Training set: (11793, 17), (11793,)
Validation set: (3931, 17), (3931,)
Test set: (3931, 17), (3931,)


In [8]:
from sklearn.preprocessing import StandardScaler
from sklearn.ensemble import RandomForestRegressor
from sklearn.metrics import mean_squared_error

# Scaling the features
# because the are values that are not on the same scale
scaler = StandardScaler()
X_train_scaled = scaler.fit_transform(X_train)
X_val_scaled = scaler.transform(X_val)
X_test_scaled = scaler.transform(X_test)

# Train a RandomForestRegressor instead of LinearRegression
# RandomForestRegressor can model complex, non-linear patterns in the data
model = RandomForestRegressor(random_state=1)
model.fit(X_train_scaled, y_train)

# Evaluate the model
train_score = model.score(X_train_scaled, y_train)
val_score = model.score(X_val_scaled, y_val)
test_score = model.score(X_test_scaled, y_test)

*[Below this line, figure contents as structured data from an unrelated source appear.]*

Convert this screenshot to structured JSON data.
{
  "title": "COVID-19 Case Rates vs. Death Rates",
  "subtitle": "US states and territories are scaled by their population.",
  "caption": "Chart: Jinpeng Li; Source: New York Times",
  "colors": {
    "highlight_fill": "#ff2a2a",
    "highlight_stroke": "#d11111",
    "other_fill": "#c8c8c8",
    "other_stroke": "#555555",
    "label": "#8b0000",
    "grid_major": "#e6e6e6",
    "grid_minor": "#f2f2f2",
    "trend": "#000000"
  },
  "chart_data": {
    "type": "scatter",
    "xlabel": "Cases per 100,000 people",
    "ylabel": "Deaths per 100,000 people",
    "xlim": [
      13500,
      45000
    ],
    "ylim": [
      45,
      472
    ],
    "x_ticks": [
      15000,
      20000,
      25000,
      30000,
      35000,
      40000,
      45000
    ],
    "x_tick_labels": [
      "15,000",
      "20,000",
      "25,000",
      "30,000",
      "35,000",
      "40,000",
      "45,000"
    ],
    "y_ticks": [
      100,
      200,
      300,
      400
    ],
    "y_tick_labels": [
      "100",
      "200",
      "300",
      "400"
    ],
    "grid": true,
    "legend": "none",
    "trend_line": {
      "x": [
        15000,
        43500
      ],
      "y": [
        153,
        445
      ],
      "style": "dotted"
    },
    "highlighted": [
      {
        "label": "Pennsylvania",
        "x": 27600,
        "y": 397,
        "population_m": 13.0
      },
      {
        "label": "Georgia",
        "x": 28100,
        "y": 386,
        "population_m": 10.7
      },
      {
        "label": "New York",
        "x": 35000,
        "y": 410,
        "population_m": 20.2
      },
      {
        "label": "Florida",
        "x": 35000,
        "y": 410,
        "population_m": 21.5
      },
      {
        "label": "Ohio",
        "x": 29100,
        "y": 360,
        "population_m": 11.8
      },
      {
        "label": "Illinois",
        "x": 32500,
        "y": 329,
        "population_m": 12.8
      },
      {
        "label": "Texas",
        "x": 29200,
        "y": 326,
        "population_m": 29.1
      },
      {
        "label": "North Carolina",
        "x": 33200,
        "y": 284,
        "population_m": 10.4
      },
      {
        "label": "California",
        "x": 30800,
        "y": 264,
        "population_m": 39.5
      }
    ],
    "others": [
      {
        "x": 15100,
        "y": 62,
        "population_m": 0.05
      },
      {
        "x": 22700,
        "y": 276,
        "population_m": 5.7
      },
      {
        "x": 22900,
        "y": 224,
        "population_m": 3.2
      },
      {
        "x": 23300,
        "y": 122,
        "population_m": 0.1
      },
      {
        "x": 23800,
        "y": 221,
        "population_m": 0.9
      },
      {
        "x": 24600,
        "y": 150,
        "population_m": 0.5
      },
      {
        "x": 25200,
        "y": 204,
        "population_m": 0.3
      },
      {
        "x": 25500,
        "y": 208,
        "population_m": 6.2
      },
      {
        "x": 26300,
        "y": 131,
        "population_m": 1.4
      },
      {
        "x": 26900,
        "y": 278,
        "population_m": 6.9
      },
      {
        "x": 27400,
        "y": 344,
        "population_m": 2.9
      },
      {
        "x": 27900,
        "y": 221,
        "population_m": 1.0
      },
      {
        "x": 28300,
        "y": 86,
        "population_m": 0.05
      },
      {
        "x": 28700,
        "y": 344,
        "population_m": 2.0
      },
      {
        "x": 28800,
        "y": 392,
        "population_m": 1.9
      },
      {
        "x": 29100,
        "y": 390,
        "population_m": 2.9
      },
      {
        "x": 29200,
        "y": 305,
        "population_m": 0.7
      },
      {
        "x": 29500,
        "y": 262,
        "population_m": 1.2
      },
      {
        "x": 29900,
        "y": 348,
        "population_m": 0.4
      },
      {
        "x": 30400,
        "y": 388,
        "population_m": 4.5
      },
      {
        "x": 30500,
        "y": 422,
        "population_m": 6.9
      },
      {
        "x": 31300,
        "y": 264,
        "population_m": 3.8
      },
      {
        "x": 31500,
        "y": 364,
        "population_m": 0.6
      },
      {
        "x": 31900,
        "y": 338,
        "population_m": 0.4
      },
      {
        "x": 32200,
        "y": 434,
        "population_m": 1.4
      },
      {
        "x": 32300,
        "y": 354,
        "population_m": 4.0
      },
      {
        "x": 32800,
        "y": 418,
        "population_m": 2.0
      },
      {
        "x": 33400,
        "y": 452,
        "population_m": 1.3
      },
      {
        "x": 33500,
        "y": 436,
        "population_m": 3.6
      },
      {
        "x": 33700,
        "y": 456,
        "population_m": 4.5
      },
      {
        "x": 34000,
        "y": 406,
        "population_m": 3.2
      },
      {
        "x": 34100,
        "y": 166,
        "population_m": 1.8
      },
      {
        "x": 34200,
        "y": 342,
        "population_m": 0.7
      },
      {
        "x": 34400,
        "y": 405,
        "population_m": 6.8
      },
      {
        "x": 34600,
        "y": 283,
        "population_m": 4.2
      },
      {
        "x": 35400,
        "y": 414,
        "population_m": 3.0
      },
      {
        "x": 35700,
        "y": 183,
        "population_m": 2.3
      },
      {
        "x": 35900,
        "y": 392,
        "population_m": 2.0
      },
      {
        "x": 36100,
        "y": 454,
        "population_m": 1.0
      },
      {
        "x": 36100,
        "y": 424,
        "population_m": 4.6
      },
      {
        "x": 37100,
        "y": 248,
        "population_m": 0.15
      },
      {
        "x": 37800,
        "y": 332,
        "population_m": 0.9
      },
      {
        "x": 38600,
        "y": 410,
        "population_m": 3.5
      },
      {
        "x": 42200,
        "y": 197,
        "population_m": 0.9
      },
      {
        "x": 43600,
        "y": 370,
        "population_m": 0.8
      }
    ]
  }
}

print(f"Train R^2: {train_score:.2f}")
print(f"Validation R^2: {val_score:.2f}")
print(f"Test R^2: {test_score:.2f}")

Train R^2: 0.89
Validation R^2: 0.22
Test R^2: 0.22


In [9]:
from sklearn.model_selection import KFold, cross_val_score
from sklearn.preprocessing import StandardScaler
from sklearn.ensemble import RandomForestRegressor
from sklearn.pipeline import make_pipeline
import numpy as np

# --- Standardize and model within a pipeline ---
# This pipeline standardizes the data and applies RandomForestRegressor in sequence.
pipeline = make_pipeline(StandardScaler(), RandomForestRegressor(n_estimators=100, random_state=42))

# Define KFold with 6 splits
kf = KFold(n_splits=6, shuffle=True, random_state=42)

# Perform cross-validation
scores = cross_val_score(pipeline, X, y, cv=kf, scoring='r2')

# Display cross-validation results
print(f'6-Fold Cross-Validation R^2: {scores.mean():.2f} (+/- {scores.std():.2f})')
print("Scores for each fold:", scores)

6-Fold Cross-Validation R^2: 0.24 (+/- 0.02)
Scores for each fold: [0.23362704 0.21828754 0.22945915 0.27213184 0.24461197 0.24201835]